I'm writing a Hadoop application but it seems that I have misinterpreted how exactly hadoop works. My Input files are tiles of a map, named according to the QuadTile principle. I need to subsample those, and stitch those together until I have a certain higher-level tile which covers a larger area but at a lower resolution. Like zooming out in google maps.

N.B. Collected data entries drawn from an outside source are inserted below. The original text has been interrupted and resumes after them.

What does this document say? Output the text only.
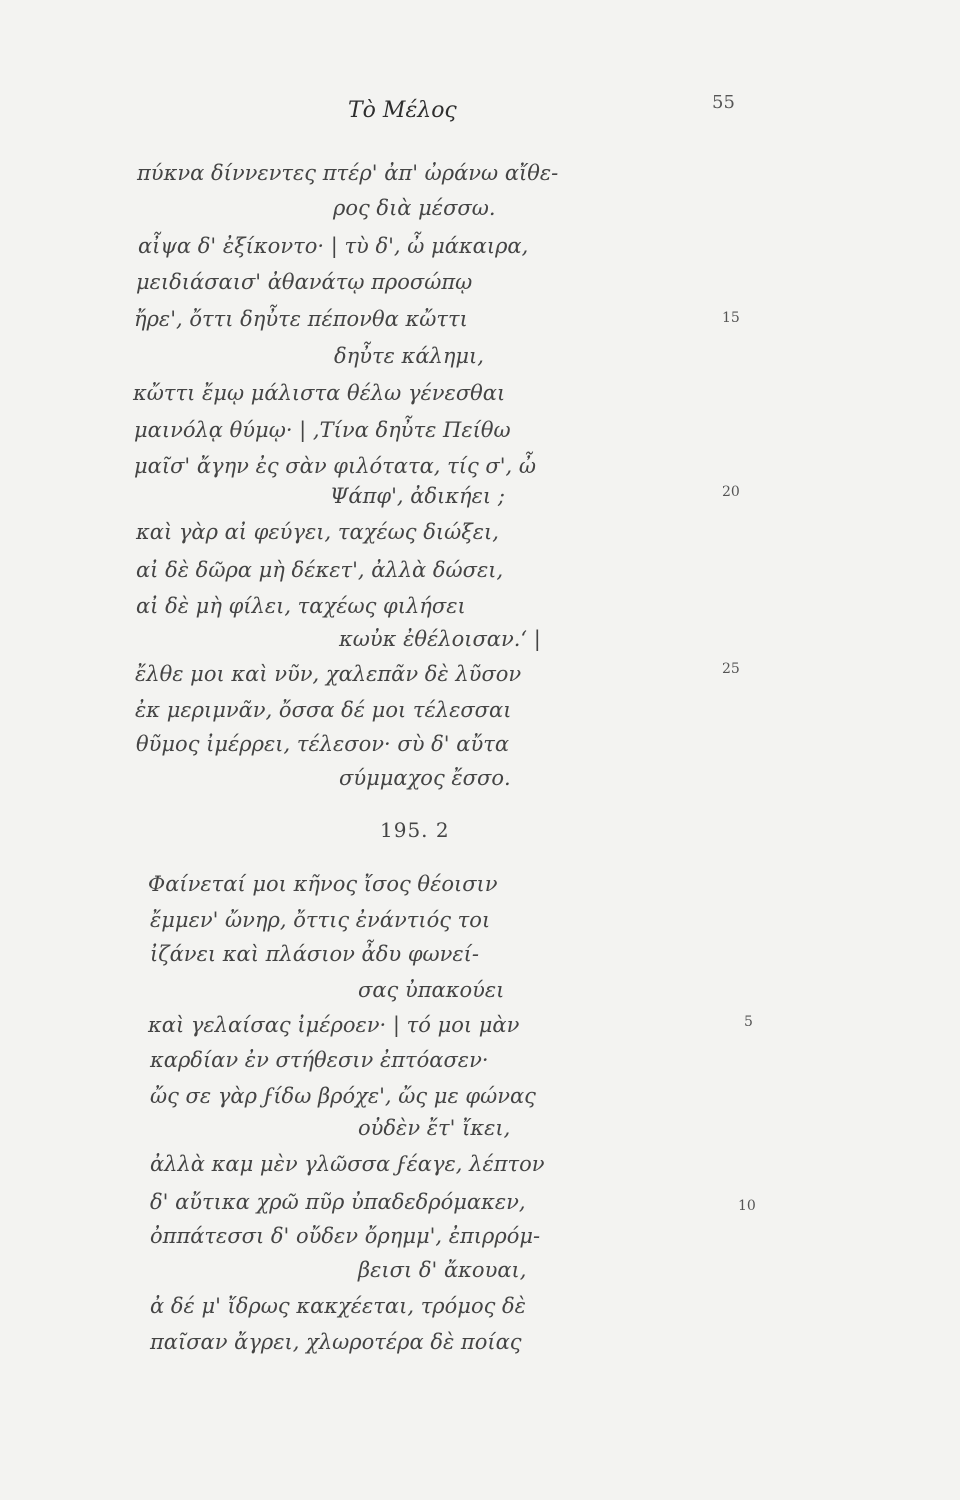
Τὸ Μέλος	55
πύκνα δίννεντες πτέρ' ἀπ' ὠράνω αἴθε-
ρος διὰ μέσσω.
αἶψα δ' ἐξίκοντο· | τὺ δ', ὦ μάκαιρα,
μειδιάσαισ' ἀθανάτῳ προσώπῳ
ἤρε', ὄττι δηὖτε πέπονθα κὤττι
δηὖτε κάλημι,
κὤττι ἔμῳ μάλιστα θέλω γένεσθαι
μαινόλᾳ θύμῳ· | ,Τίνα δηὖτε Πείθω
μαῖσ' ἄγην ἐς σὰν φιλότατα, τίς σ', ὦ
Ψάπφ', ἀδικήει ;
καὶ γὰρ αἰ φεύγει, ταχέως διώξει,
αἰ δὲ δῶρα μὴ δέκετ', ἀλλὰ δώσει,
αἰ δὲ μὴ φίλει, ταχέως φιλήσει
κωὐκ ἐθέλοισαν.‘ |
ἔλθε μοι καὶ νῦν, χαλεπᾶν δὲ λῦσον
ἐκ μεριμνᾶν, ὄσσα δέ μοι τέλεσσαι
θῦμος ἰμέρρει, τέλεσον· σὺ δ' αὔτα
σύμμαχος ἔσσο.
15
20
25
195. 2
Φαίνεταί μοι κῆνος ἴσος θέοισιν
ἔμμεν' ὤνηρ, ὄττις ἐνάντιός τοι
ἰζάνει καὶ πλάσιον ἆδυ φωνεί-
σας ὐπακούει
καὶ γελαίσας ἰμέροεν· | τό μοι μὰν
καρδίαν ἐν στήθεσιν ἐπτόασεν·
ὤς σε γὰρ ϝίδω βρόχε', ὤς με φώνας
οὐδὲν ἔτ' ἴκει,
ἀλλὰ καμ μὲν γλῶσσα ϝέαγε, λέπτον
δ' αὔτικα χρῶ πῦρ ὐπαδεδρόμακεν,
ὀππάτεσσι δ' οὔδεν ὄρημμ', ἐπιρρόμ-
βεισι δ' ἄκουαι,
ἀ δέ μ' ἴδρως κακχέεται, τρόμος δὲ
παῖσαν ἄγρει, χλωροτέρα δὲ ποίας
5
10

One of the things I have done is that I have written a mapper which executes on every (unsplittable) tile like this:
public void map(Text keyT, ImageWritable value, Context context) throws IOException, InterruptedException {
String key = keyT.toString();
//check whether file needs to be processed
if(key.startsWith(context.getJobName(), 0)){
String newKey = key.substring(0, key.length()-1);
ImageWritable iw = subSample(value);
char region = key.charAt(key.length()-1);
iw.setRegion(region);
context.write(new Text(newKey), iw);
}else{
//tile not needed in calculation
}
}
My reducer looks like this:
public void reduce(Text key, Iterable<ImageWritable> values, Context context) throws IOException, InterruptedException{
ImageWritable higherLevelTile = new ImageWritable();
int i = 0;
for(ImageWritable s : values){
int width = s.getWidth();
int height = s.getHeight();
char c = Character.toUpperCase(s.getRegion());
int basex=0, basey=0;
if(c=='A'){
basex = basey = 0;
}else if(c=='B'){
basex = width;
basey = 0;
}else if(c=='C'){
basex = 0;
basey = height;
}else{
basex = width;
basey = height;
}
BufferedImage toDraw = s.getBufferedImage();
Graphics g = higherLevelTile.getBufferedImage().getGraphics();
g.drawImage(toDraw, basex, basey, null);
}
context.write(key, higherLevelTile);
}
As you maybe can derive from my code I expected hadoop to execute in the following way:
1) Map all tiles of level one
2) Do a first reduce. here I expected the Iterable values to have four elements: the four subsampled tiles of the lower level.
3) Map al tiles currently in context
4) reduce all tiles in context. Again, Iterable values will have 4 elements...
5) ... repeat...
6) when no more maps left -> write output
Turns out, that is not correct. My reducer is called after every Map, and Iterable never seems to have more than one element. I tried to fix that by altering the reducer code a bit by assuming Iterable would have 2 elements: one subsampled value, and one partially finished higher-level tile. Turns out, that is not correct either.
Can anyone tell me, or point me towards, how the flow of hadoop actually is? What should I do to make my use-case work? I hope I explained it clearly.